A typical example of a very thoughtful and inspiring speech from the Do Lectures is Craig Mod’s talk about how the digital era and the iPad affect books and publishing.  Craig, a publisher and digital savant, begins quite modestly by saying that anyone who tells you where the publishing industry is heading doesn’t know what he is talking about.  And that’s fair warning:  the publishing industry is in ferment right now and no one knows where it will be in even a few years’ time.  

He then goes on to quite lucidly explain what opportunities the digital era is creating in publishing and what you can – and indeed, should, because these are Do Lectures – do about it.  He says that early examples of digital publishing like Encarta asked the wrong question.  Encarta asked “How can we stuff a traditional encyclopedia into a digital format?”  Instead, it should have asked, “How does digital affect the artifact, the book, publishing?” 

And when you ask that question, you get answers like Wikipedia, Kickstarter, and Flipboard, where Mod is working now.  It’s a small shift in perspective that yields huge changes in thinking if you’ve got the passion to engage with the combination of digital and books.  Mod is on to something with that question, and every writer, speaker, publisher, and distributor should be asking it of what they’re doing, every day. 

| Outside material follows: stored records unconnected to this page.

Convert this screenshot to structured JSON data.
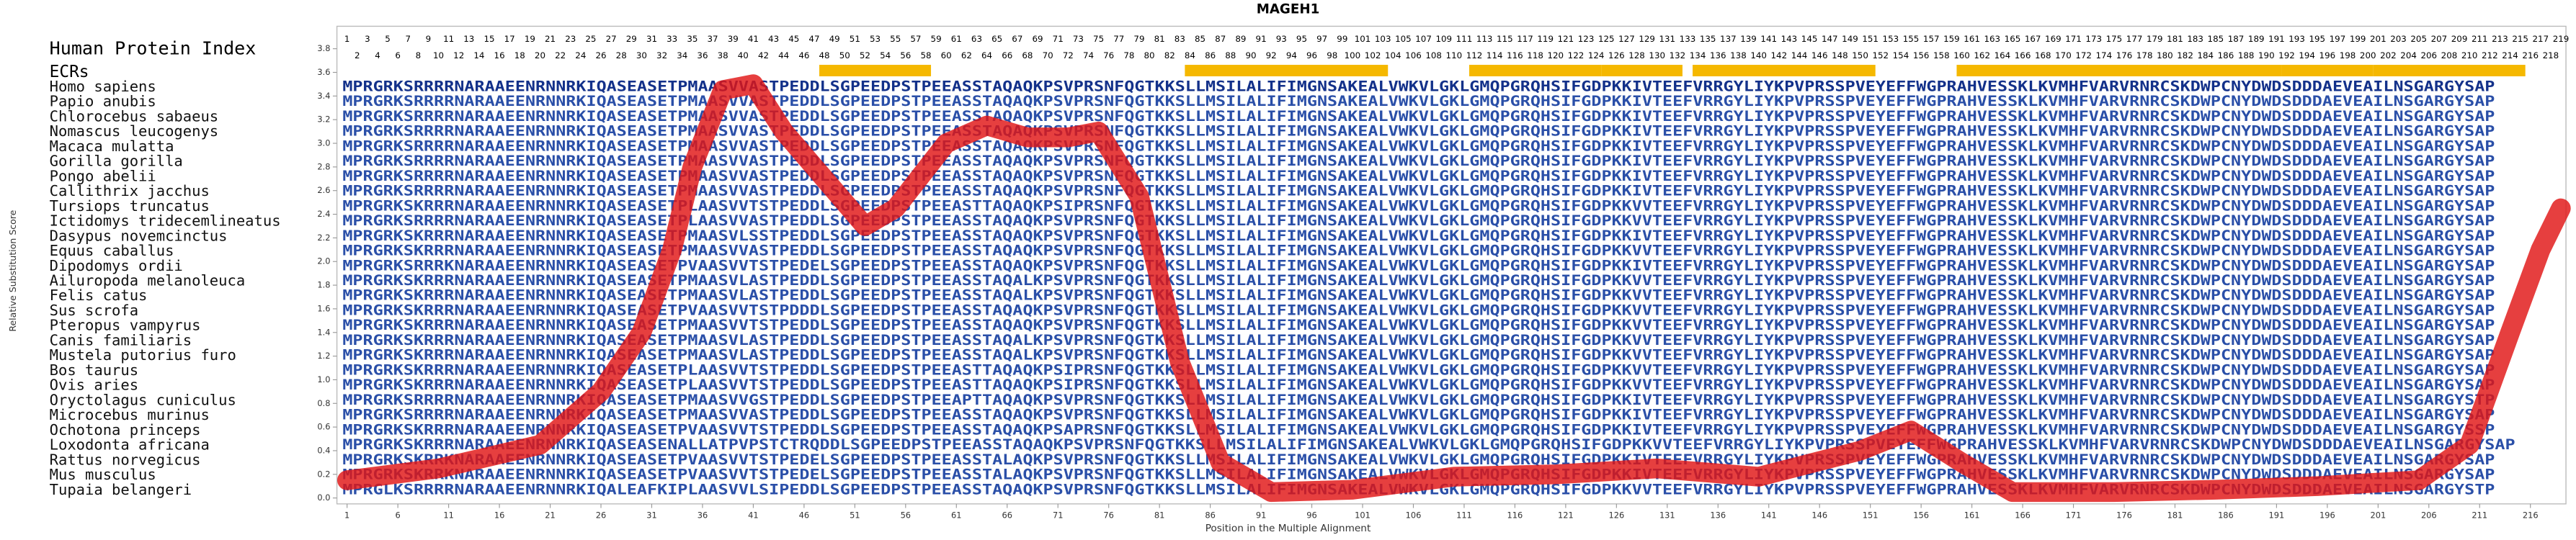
{
  "chart_data": {
    "type": "line",
    "title": "MAGEH1",
    "xlabel": "Position in the Multiple Alignment",
    "ylabel": "Relative Substitution Score",
    "xlim": [
      0,
      219.5
    ],
    "ylim": [
      -0.05,
      3.99
    ],
    "xticks": [
      1,
      6,
      11,
      16,
      21,
      26,
      31,
      36,
      41,
      46,
      51,
      56,
      61,
      66,
      71,
      76,
      81,
      86,
      91,
      96,
      101,
      106,
      111,
      116,
      121,
      126,
      131,
      136,
      141,
      146,
      151,
      156,
      161,
      166,
      171,
      176,
      181,
      186,
      191,
      196,
      201,
      206,
      211,
      216
    ],
    "yticks": [
      {
        "value": 0,
        "label": "0.0"
      },
      0.2,
      0.4,
      0.6,
      0.8,
      {
        "value": 1,
        "label": "1.0"
      },
      1.2,
      1.4,
      1.6,
      1.8,
      {
        "value": 2,
        "label": "2.0"
      },
      2.2,
      2.4,
      2.6,
      2.8,
      {
        "value": 3,
        "label": "3.0"
      },
      3.2,
      3.4,
      3.6,
      3.8
    ],
    "color": "#e01515",
    "x": [
      1,
      10,
      20,
      26,
      30,
      33,
      35,
      38,
      41,
      44,
      48,
      52,
      55,
      60,
      64,
      68,
      72,
      75,
      79,
      83,
      87,
      92,
      100,
      110,
      120,
      130,
      140,
      150,
      155,
      160,
      165,
      175,
      185,
      195,
      205,
      210,
      214,
      217,
      219
    ],
    "values": [
      0.15,
      0.25,
      0.45,
      0.9,
      1.4,
      2.1,
      2.8,
      3.45,
      3.5,
      3.1,
      2.7,
      2.3,
      2.45,
      3.0,
      3.15,
      3.05,
      3.05,
      3.1,
      2.55,
      1.15,
      0.3,
      0.05,
      0.07,
      0.18,
      0.2,
      0.25,
      0.18,
      0.4,
      0.57,
      0.3,
      0.05,
      0.05,
      0.07,
      0.1,
      0.15,
      0.45,
      1.4,
      2.1,
      2.45
    ],
    "alignment": {
      "index_label": "Human Protein Index",
      "index_top": [
        1,
        3,
        5,
        7,
        9,
        11,
        13,
        15,
        17,
        19,
        21,
        23,
        25,
        27,
        29,
        31,
        33,
        35,
        37,
        39,
        41,
        43,
        45,
        47,
        49,
        51,
        53,
        55,
        57,
        59,
        61,
        63,
        65,
        67,
        69,
        71,
        73,
        75,
        77,
        79,
        81,
        83,
        85,
        87,
        89,
        91,
        93,
        95,
        97,
        99,
        101,
        103,
        105,
        107,
        109,
        111,
        113,
        115,
        117,
        119,
        121,
        123,
        125,
        127,
        129,
        131,
        133,
        135,
        137,
        139,
        141,
        143,
        145,
        147,
        149,
        151,
        153,
        155,
        157,
        159,
        161,
        163,
        165,
        167,
        169,
        171,
        173,
        175,
        177,
        179,
        181,
        183,
        185,
        187,
        189,
        191,
        193,
        195,
        197,
        199,
        201,
        203,
        205,
        207,
        209,
        211,
        213,
        215,
        217,
        219
      ],
      "index_bottom": [
        2,
        4,
        6,
        8,
        10,
        12,
        14,
        16,
        18,
        20,
        22,
        24,
        26,
        28,
        30,
        32,
        34,
        36,
        38,
        40,
        42,
        44,
        46,
        48,
        50,
        52,
        54,
        56,
        58,
        60,
        62,
        64,
        66,
        68,
        70,
        72,
        74,
        76,
        78,
        80,
        82,
        84,
        86,
        88,
        90,
        92,
        94,
        96,
        98,
        100,
        102,
        104,
        106,
        108,
        110,
        112,
        114,
        116,
        118,
        120,
        122,
        124,
        126,
        128,
        130,
        132,
        134,
        136,
        138,
        140,
        142,
        144,
        146,
        148,
        150,
        152,
        154,
        156,
        158,
        160,
        162,
        164,
        166,
        168,
        170,
        172,
        174,
        176,
        178,
        180,
        182,
        184,
        186,
        188,
        190,
        192,
        194,
        196,
        198,
        200,
        202,
        204,
        206,
        208,
        210,
        212,
        214,
        216,
        218
      ],
      "ecr_label": "ECRs",
      "ecr_color": "#f5b800",
      "ecrs": [
        [
          48,
          58
        ],
        [
          84,
          103
        ],
        [
          112,
          124
        ],
        [
          125,
          132
        ],
        [
          134,
          151
        ],
        [
          160,
          191
        ],
        [
          192,
          200
        ],
        [
          201,
          215
        ]
      ],
      "species": [
        "Homo sapiens",
        "Papio anubis",
        "Chlorocebus sabaeus",
        "Nomascus leucogenys",
        "Macaca mulatta",
        "Gorilla gorilla",
        "Pongo abelii",
        "Callithrix jacchus",
        "Tursiops truncatus",
        "Ictidomys tridecemlineatus",
        "Dasypus novemcinctus",
        "Equus caballus",
        "Dipodomys ordii",
        "Ailuropoda melanoleuca",
        "Felis catus",
        "Sus scrofa",
        "Pteropus vampyrus",
        "Canis familiaris",
        "Mustela putorius furo",
        "Bos taurus",
        "Ovis aries",
        "Oryctolagus cuniculus",
        "Microcebus murinus",
        "Ochotona princeps",
        "Loxodonta africana",
        "Rattus norvegicus",
        "Mus musculus",
        "Tupaia belangeri"
      ],
      "sequences": [
        "MPRGRKSRRRRNARAAEENRNNRKIQASEASETPMAASVVASTPEDDLSGPEEDPSTPEEASSTAQAQKPSVPRSNFQGTKKSLLMSILALIFIMGNSAKEALVWKVLGKLGMQPGRQHSIFGDPKKIVTEEFVRRGYLIYKPVPRSSPVEYEFFWGPRAHVESSKLKVMHFVARVRNRCSKDWPCNYDWDSDDDAEVEAILNSGARGYSAP",
        "MPRGRKSRRRRNARAAEENRNNRKIQASEASETPMAASVVASTPEDDLSGPEEDPSTPEEASSTAQAQKPSVPRSNFQGTKKSLLMSILALIFIMGNSAKEALVWKVLGKLGMQPGRQHSIFGDPKKIVTEEFVRRGYLIYKPVPRSSPVEYEFFWGPRAHVESSKLKVMHFVARVRNRCSKDWPCNYDWDSDDDAEVEAILNSGARGYSAP",
        "MPRGRKSRRRRNARAAEENRNNRKIQASEASETPMAASVVASTPEDDLSGPEEDPSTPEEASSTAQAQKPSVPRSNFQGTKKSLLMSILALIFIMGNSAKEALVWKVLGKLGMQPGRQHSIFGDPKKIVTEEFVRRGYLIYKPVPRSSPVEYEFFWGPRAHVESSKLKVMHFVARVRNRCSKDWPCNYDWDSDDDAEVEAILNSGARGYSAP",
        "MPRGRKSRRRRNARAAEENRNNRKIQASEASETPMAASVVASTPEDDLSGPEEDPSTPEEASSTAQAQKPSVPRSNFQGTKKSLLMSILALIFIMGNSAKEALVWKVLGKLGMQPGRQHSIFGDPKKIVTEEFVRRGYLIYKPVPRSSPVEYEFFWGPRAHVESSKLKVMHFVARVRNRCSKDWPCNYDWDSDDDAEVEAILNSGARGYSAP",
        "MPRGRKSRRRRNARAAEENRNNRKIQASEASETPMAASVVASTPEDDLSGPEEDPSTPEEASSTAQAQKPSVPRSNFQGTKKSLLMSILALIFIMGNSAKEALVWKVLGKLGMQPGRQHSIFGDPKKIVTEEFVRRGYLIYKPVPRSSPVEYEFFWGPRAHVESSKLKVMHFVARVRNRCSKDWPCNYDWDSDDDAEVEAILNSGARGYSAP",
        "MPRGRKSRRRRNARAAEENRNNRKIQASEASETPMAASVVASTPEDDLSGPEEDPSTPEEASSTAQAQKPSVPRSNFQGTKKSLLMSILALIFIMGNSAKEALVWKVLGKLGMQPGRQHSIFGDPKKIVTEEFVRRGYLIYKPVPRSSPVEYEFFWGPRAHVESSKLKVMHFVARVRNRCSKDWPCNYDWDSDDDAEVEAILNSGARGYSAP",
        "MPRGRKSRRRRNARAAEENRNNRKIQASEASETPMAASVVASTPEDDLSGPEEDPSTPEEASSTAQAQKPSVPRSNFQGTKKSLLMSILALIFIMGNSAKEALVWKVLGKLGMQPGRQHSIFGDPKKIVTEEFVRRGYLIYKPVPRSSPVEYEFFWGPRAHVESSKLKVMHFVARVRNRCSKDWPCNYDWDSDDDAEVEAILNSGARGYSAP",
        "MPRGRKSRRRRNARAAEENRNNRKIQASEASETPMAASVVASTPEDDLSGPEEDPSTPEEASSTAQAQKPSVPRSNFQGTKKSLLMSILALIFIMGNSAKEALVWKVLGKLGMQPGRQHSIFGDPKKIVTEEFVRRGYLIYKPVPRSSPVEYEFFWGPRAHVESSKLKVMHFVARVRNRCSKDWPCNYDWDSDDDAEVEAILNSGARGYSAP",
        "MPRGRKSKRRRNARAAEENRNNRKIQASEASETPLAASVVTSTPEDDLSGPEEDPSTPEEASTTAQAQKPSIPRSNFQGTKKSLLMSILALIFIMGNSAKEALVWKVLGKLGMQPGRQHSIFGDPKKVVTEEFVRRGYLIYKPVPRSSPVEYEFFWGPRAHVESSKLKVMHFVARVRNRCSKDWPCNYDWDSDDDAEVEAILNSGARGYSAP",
        "MPRGRKSRRRRNARAAEENRNNRKIQASEASETPLAASVVASTPEDDLSGPEEDPSTPEEASSTAQAQKPSVPRSNFQGTKKSLLMSILALIFIMGNSAKEALVWKVLGKLGMQPGRQHSIFGDPKKVVTEEFVRRGYLIYKPVPRSSPVEYEFFWGPRAHVESSKLKVMHFVARVRNRCSKDWPCNYDWDSDDDAEVEAILNSGARGYSAP",
        "MPRGRKSKRRRNARAAEENRNNRKIQASEASETPMAASVLSSTPEDDLSGPEEDPSTPEEASSTAQAQKPSVPRSNFQGTKKSLLMSILALIFIMGNSAKEALVWKVLGKLGMQPGRQHSIFGDPKKIVTEEFVRRGYLIYKPVPRSSPVEYEFFWGPRAHVESSKLKVMHFVARVRNRCSKDWPCNYDWDSDDDAEVEAILNSGARGYSAP",
        "MPRGRKSKRRRNARAAEENRNNRKIQASEASETPMAASVVASTPEDDLSGPEEDPSTPEEASSTAQAQKPSVPRSNFQGTKKSLLMSILALIFIMGNSAKEALVWKVLGKLGMQPGRQHSIFGDPKKVVTEEFVRRGYLIYKPVPRSSPVEYEFFWGPRAHVESSKLKVMHFVARVRNRCSKDWPCNYDWDSDDDAEVEAILNSGARGYSAP",
        "MPRGRKSRRRKNARAAEENRNNRKIQASEASETPVAASVVTSTPEDELSGPEEDPSTPEEASSTAQAQKPSVPRSNFQGTKKSLLMSILALIFIMGNSAKEALVWKVLGKLGMQPGRQHSIFGDPKKIVTEEFVRRGYLIYKPVPRSSPVEYEFFWGPRAHVESSKLKVMHFVARVRNRCSKDWPCNYDWDSDDDAEVEAILNSGARGYSAP",
        "MPRGRKSKRRRNARAAEENRNNRKIQASEASETPMAASVLASTPEDDLSGPEEDPSTPEEASSTAQALKPSVPRSNFQGTKKSLLMSILALIFIMGNSAKEALVWKVLGKLGMQPGRQHSIFGDPKKVVTEEFVRRGYLIYKPVPRSSPVEYEFFWGPRAHVESSKLKVMHFVARVRNRCSKDWPCNYDWDSDDDAEVEAILNSGARGYSAP",
        "MPRGRKSKRRRNARAAEENRNNRKIQASEASETPMAASVLASTPEDDLSGPEEDPSTPEEASSTAQALKPSVPRSNFQGTKKSLLMSILALIFIMGNSAKEALVWKVLGKLGMQPGRQHSIFGDPKKVVTEEFVRRGYLIYKPVPRSSPVEYEFFWGPRAHVESSKLKVMHFVARVRNRCSKDWPCNYDWDSDDDAEVEAILNSGARGYSAP",
        "MPRGRKSKRRRNARAAEENRNNRKIQASEASETPVAASVVTSTPDDDLSGPEEDPSTPEEASSTAQAQKPSVPRSNFQGTKKSLLMSILALIFIMGNSAKEALVWKVLGKLGMQPGRQHSIFGDPKKVVTEEFVRRGYLIYKPVPRSSPVEYEFFWGPRAHVESSKLKVMHFVARVRNRCSKDWPCNYDWDSDDDAEVEAILNSGARGYSAP",
        "MPRGRKSKRRRNARAAEENRNNRKIQASEASETPMAASVVTSTPEDDLSGPEEDPSTPEEASSTAQAQKPSVPRSNFQGTKKSLLMSILALIFIMGNSAKEALVWKVLGKLGMQPGRQHSIFGDPKKVVTEEFVRRGYLIYKPVPRSSPVEYEFFWGPRAHVESSKLKVMHFVARVRNRCSKDWPCNYDWDSDDDAEVEAILNSGARGYSAP",
        "MPRGRKSKRRRNARAAEENRNNRKIQASEASETPMAASVLASTPEDDLSGPEEDPSTPEEASSTAQALKPSVPRSNFQGTKKSLLMSILALIFIMGNSAKEALVWKVLGKLGMQPGRQHSIFGDPKKVVTEEFVRRGYLIYKPVPRSSPVEYEFFWGPRAHVESSKLKVMHFVARVRNRCSKDWPCNYDWDSDDDAEVEAILNSGARGYSAP",
        "MPRGRKSKRRRNARAAEENRNNRKIQASEASETPMAASVLASTPEDDLSGPEEDPSTPEEASSTAQALKPSVPRSNFQGTKKSLLMSILALIFIMGNSAKEALVWKVLGKLGMQPGRQHSIFGDPKKVVTEEFVRRGYLIYKPVPRSSPVEYEFFWGPRAHVESSKLKVMHFVARVRNRCSKDWPCNYDWDSDDDAEVEAILNSGARGYSAP",
        "MPRGRKSKRRRNARAAEENRNNRKIQASEASETPLAASVVTSTPEDDLSGPEEDPSTPEEASTTAQAQKPSIPRSNFQGTKKSLLMSILALIFIMGNSAKEALVWKVLGKLGMQPGRQHSIFGDPKKVVTEEFVRRGYLIYKPVPRSSPVEYEFFWGPRAHVESSKLKVMHFVARVRNRCSKDWPCNYDWDSDDDAEVEAILNSGARGYSAP",
        "MPRGRKSKRRRNARAAEENRNNRKIQASEASETPLAASVVTSTPEDDLSGPEEDPSTPEEASTTAQAQKPSIPRSNFQGTKKSLLMSILALIFIMGNSAKEALVWKVLGKLGMQPGRQHSIFGDPKKVVTEEFVRRGYLIYKPVPRSSPVEYEFFWGPRAHVESSKLKVMHFVARVRNRCSKDWPCNYDWDSDDDAEVEAILNSGARGYSAP",
        "MPRGRKSRRRRNARAAEENRNNRKIQASEASETPMAASVVGSTPEDDLSGPEEDPSTPEEAPTTAQAQKPSVPRSNFQGTKKSLLMSILALIFIMGNSAKEALVWKVLGKLGMQPGRQHSIFGDPKKIVTEEFVRRGYLIYKPVPRSSPVEYEFFWGPRAHVESSKLKVMHFVARVRNRCSKDWPCNYDWDSDDDAEVEAILNSGARGYSTP",
        "MPRGRKSRRRRNARAAEENRNNRKIQASEASETPMAASVVASTPEDDLSGPEEDPSTPEEASSTAQAQKPSVPRSNFQGTKKSLLMSILALIFIMGNSAKEALVWKVLGKLGMQPGRQHSIFGDPKKIVTEEFVRRGYLIYKPVPRSSPVEYEFFWGPRAHVESSKLKVMHFVARVRNRCSKDWPCNYDWDSDDDAEVEAILNSGARGYSAP",
        "MPRGRKSKRRRNARAAEENRNNRKIQASEASETPVAASVVTSTPEDDLSGPEEDPSTPEEASSTAQAQKPSAPRSNFQGTKKSLLMSILALIFIMGNSAKEALVWKVLGKLGMQPGRQHSIFGDPKKIVTEEFVRRGYLIYKPVPRSSPVEYEFFWGPRAHVESSKLKVMHFVARVRNRCSKDWPCNYDWDSDDDAEVEAILNSGARGYSSP",
        "MPRGRKSKRRRNARAAEENRNNRKIQASEASENALLATPVPSTCTRQDDLSGPEEDPSTPEEASSTAQAQKPSVPRSNFQGTKKSLLMSILALIFIMGNSAKEALVWKVLGKLGMQPGRQHSIFGDPKKVVTEEFVRRGYLIYKPVPRSSPVEYEFFWGPRAHVESSKLKVMHFVARVRNRCSKDWPCNYDWDSDDDAEVEAILNSGARGYSAP",
        "MPRGRKSKRRKNARAAEENRNNRKIQASEASETPVAASVVTSTPEDELSGPEEDPSTPEEASSTALAQKPSVPRSNFQGTKKSLLMSILALIFIMGNSAKEALVWKVLGKLGMQPGRQHSIFGDPKKIVTEEFVRRGYLIYKPVPRSSPVEYEFFWGPRAHVESSKLKVMHFVARVRNRCSKDWPCNYDWDSDDDAEVEAILNSGARGYSAP",
        "MPRGRKSKRRKNARAAEENRNNRKIQASEASETPVAASVVTSTPEDELSGPEEDPSTPEEASSTALAQKPSVPRSNFQGTKKSLLMSILALIFIMGNSAKEALVWKVLGKLGMQPGRQHSIFGDPKKIVTEEFVRRGYLIYKPVPRSSPVEYEFFWGPRAHVESSKLKVMHFVARVRNRCSKDWPCNYDWDSDDDAEVEAILNSGARGYSAP",
        "MPRGLKSRRRRNARAAEENRNNRKIQALEAFKIPLAASVVLSIPEDDLSGPEEDPSTPEEASSTAQAQKPSVPRSNFQGTKKSLLMSILALIFIMGNSAKEALVWKVLGKLGMQPGRQHSIFGDPKKVVTEEFVRRGYLIYKPVPRSSPVEYEFFWGPRAHVESSKLKVMHFVARVRNRCSKDWPCNYDWDSDDDAEVEAILNSGARGYSTP"
      ]
    }
  }
}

Mod is enthusiastic as a speaker, rather than polished, but he closes with an extraordinary gambit that I have not seen anyone else use quite as well.  He personalizes the talk by directly addressing all the other speakers at the Do Lectures by name, and suggesting to them how they could bring publishing and digital together in their lives.  It’s a bravura performance, and deserves emulation by other speakers who want to make a room small – in a very effective and positive way.  Nice going, Craig.